Turning Pro at McGovern Medical School


By John Riggs, MD, Assistant Dean for Professionalism

Turning Pro at McGovern Medical School

“Professionalism” or “being a pro” means many different things at different times.

A young parent with a young child who likes sports may wonder if they can someday make it in the big leagues, or “turn pro.” Getting an audition with a major orchestra may be the big chance to “go pro.”

At the point in which we graduate from medical school and start a residency, we are paid to be doctors. Is that all there is to “being a professional” doctor?

Graduation Turning Pro

When we consider professionalism, we typically focus on the skills, values, and behaviors for which we must show our competence: being on time, staying current with medical knowledge and skills, being respectful and maintaining composure during difficulty, completing assignments on time, being fiscally responsible, etc. Proving and maintaining our knowledge and technical expertise builds trust. Society sees our certifications as proof we can be trusted. But, is that all it means to be a doctor?

Education toward professionalism is more than competency. It requires a lifelong transformational change in how we think, act, and feel as doctors. This “professional formation” is shaped by the community in which we are surrounded. Our co-workers, our patients, our family, and our colleagues in other institutions shape us more than any lecture or skills lab.

How is McGovern Medical School creating transformational change to help us Turn Pro? 
This series will explore the myriad of ways McGovern Medical School is educating for life-long transformational change, so we are individually and collectively highly competent, adaptable, committed to values, and guided to having meaningful lives.

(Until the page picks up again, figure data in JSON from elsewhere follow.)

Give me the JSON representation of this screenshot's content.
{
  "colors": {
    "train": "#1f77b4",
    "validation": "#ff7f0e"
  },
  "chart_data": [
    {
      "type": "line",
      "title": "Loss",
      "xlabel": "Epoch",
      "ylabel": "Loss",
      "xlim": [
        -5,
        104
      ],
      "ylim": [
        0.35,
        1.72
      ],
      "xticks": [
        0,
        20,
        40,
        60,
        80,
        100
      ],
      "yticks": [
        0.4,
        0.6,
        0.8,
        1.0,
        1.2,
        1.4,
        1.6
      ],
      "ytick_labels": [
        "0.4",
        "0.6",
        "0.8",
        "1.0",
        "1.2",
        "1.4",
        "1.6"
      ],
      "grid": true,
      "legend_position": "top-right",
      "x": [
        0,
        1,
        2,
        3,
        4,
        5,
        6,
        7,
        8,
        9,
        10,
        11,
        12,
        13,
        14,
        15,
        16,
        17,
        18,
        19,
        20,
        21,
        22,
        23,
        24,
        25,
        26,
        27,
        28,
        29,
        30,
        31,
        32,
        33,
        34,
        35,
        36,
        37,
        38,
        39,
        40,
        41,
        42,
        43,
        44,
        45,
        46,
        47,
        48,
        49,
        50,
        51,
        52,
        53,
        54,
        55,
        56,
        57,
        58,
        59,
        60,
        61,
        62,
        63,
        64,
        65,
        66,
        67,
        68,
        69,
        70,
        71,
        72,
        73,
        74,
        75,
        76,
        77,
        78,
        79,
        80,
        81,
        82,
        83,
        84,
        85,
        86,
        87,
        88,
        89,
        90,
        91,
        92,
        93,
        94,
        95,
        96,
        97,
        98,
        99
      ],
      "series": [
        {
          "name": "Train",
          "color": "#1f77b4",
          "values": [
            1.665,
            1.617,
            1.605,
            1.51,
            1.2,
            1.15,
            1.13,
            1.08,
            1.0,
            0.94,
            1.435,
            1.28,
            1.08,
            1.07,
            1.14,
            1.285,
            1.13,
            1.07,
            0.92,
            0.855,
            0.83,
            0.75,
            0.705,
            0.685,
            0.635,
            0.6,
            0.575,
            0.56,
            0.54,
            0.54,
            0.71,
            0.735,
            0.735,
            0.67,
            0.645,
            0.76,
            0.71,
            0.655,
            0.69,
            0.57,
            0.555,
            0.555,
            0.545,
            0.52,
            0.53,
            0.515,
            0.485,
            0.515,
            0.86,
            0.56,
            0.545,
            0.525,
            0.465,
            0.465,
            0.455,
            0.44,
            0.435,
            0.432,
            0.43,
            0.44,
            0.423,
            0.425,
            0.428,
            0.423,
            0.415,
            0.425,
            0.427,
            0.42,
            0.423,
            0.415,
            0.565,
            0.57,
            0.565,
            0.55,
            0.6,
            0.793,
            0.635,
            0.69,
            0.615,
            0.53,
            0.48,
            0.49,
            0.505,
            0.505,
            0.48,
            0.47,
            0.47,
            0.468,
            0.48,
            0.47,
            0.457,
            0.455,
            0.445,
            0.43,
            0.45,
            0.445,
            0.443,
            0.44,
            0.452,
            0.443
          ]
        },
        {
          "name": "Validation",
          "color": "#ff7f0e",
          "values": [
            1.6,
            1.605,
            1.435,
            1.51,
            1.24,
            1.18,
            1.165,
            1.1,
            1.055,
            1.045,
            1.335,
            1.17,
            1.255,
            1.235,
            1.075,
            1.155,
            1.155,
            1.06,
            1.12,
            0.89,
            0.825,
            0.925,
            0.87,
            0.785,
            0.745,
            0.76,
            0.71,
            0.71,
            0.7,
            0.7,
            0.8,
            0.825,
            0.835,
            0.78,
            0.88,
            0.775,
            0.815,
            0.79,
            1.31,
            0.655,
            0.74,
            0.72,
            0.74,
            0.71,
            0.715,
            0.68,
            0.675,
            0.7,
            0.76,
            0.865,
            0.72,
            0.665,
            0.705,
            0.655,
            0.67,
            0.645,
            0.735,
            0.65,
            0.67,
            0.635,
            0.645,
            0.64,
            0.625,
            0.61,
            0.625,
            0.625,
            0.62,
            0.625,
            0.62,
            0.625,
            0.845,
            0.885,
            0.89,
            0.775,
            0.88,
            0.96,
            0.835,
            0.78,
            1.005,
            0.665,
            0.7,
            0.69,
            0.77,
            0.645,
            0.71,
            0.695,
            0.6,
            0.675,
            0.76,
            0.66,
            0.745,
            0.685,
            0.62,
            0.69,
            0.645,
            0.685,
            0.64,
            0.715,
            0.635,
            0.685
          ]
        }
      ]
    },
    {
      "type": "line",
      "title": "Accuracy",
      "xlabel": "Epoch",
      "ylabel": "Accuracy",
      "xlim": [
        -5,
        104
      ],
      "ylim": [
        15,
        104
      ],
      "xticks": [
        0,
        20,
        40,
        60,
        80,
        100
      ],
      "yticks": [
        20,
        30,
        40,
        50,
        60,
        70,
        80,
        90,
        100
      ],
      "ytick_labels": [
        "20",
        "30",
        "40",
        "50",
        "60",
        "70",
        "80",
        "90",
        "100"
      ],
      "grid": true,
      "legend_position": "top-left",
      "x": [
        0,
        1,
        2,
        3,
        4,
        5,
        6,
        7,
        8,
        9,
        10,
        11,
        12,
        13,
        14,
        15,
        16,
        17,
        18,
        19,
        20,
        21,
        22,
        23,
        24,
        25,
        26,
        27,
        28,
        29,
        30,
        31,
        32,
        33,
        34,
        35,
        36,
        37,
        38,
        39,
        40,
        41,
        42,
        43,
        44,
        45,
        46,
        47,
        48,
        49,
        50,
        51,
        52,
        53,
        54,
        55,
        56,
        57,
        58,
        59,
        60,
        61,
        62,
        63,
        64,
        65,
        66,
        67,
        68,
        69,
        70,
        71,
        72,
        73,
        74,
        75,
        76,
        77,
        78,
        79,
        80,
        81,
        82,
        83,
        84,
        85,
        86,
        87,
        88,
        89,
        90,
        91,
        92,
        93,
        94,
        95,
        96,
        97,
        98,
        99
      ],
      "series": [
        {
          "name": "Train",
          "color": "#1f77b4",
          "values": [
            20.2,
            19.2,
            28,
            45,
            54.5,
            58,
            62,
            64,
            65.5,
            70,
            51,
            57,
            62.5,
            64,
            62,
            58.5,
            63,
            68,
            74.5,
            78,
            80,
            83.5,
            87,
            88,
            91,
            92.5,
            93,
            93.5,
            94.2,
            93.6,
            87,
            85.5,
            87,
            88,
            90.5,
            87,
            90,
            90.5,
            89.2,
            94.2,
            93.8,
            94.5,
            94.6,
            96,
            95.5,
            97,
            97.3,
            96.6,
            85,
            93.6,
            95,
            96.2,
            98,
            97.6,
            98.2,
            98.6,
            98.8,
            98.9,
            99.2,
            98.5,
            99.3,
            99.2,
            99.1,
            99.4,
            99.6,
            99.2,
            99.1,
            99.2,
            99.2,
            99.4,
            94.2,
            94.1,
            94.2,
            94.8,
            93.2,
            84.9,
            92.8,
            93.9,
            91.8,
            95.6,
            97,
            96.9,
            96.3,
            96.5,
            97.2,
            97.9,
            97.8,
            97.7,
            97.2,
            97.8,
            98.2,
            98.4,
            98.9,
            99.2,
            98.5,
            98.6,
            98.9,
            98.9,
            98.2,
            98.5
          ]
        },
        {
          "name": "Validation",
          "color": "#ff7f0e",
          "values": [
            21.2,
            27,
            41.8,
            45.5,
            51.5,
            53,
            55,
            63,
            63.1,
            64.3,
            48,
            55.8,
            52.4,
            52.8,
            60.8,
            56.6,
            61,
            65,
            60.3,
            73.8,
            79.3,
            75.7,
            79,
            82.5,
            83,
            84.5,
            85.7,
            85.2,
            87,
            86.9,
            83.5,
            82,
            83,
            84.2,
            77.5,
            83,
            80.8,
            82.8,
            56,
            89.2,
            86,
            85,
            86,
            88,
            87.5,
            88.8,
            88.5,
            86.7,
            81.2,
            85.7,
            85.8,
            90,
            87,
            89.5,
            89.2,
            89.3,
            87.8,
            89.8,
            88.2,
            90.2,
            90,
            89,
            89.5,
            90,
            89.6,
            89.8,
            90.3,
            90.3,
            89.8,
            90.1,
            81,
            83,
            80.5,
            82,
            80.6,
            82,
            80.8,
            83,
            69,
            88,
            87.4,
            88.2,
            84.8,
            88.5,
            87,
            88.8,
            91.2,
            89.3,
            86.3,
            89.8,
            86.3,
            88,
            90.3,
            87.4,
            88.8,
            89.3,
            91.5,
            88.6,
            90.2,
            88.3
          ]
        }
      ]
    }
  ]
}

Upcoming Turning Pro at McGovern Medical School features:

  • The learning environment, or “work environment” is where the “rubber meets the road.” Vineeth John, MD, professor in the Louis A. Faillace, MD, Department of Psychiatry and Behavioral Sciences, and vice chair for education, will describe efforts to grow a psychologically safe and optimistic environment for clinical care and learning.
  • Developing interplay between clinical practice, ethics and humanities is foundational to growing our capacity as healers. Dr. John McGovern saw the essential value of humanistic education and inspired the formation of the McGovern Center for Humanities and Ethics. Nathan Carlin, PhD, professor, director and Samuel E. Karff Chair of the McGovern Center, will describe the center’s role in supporting our professional growth.
  • Creating curriculum that allows students to explicitly focus on their identities as professionals is blossoming at McGovern Medical School. Anson Koshy, MD, adjunct associate professor in the McGovern Center, will describe the undergraduate and GME efforts in teaching professional identity formation and incorporating humanities.
  • Shivika Chandra, MD, assistant professor in the Department of Neurology, will describe how the neurology clerkship “Reflection in Neurology” exercises introduce students to the concepts and benefits of critical reflection in medicine, a skill that is essential to deal with the difficult times when we are not able to achieve good outcomes for our patients.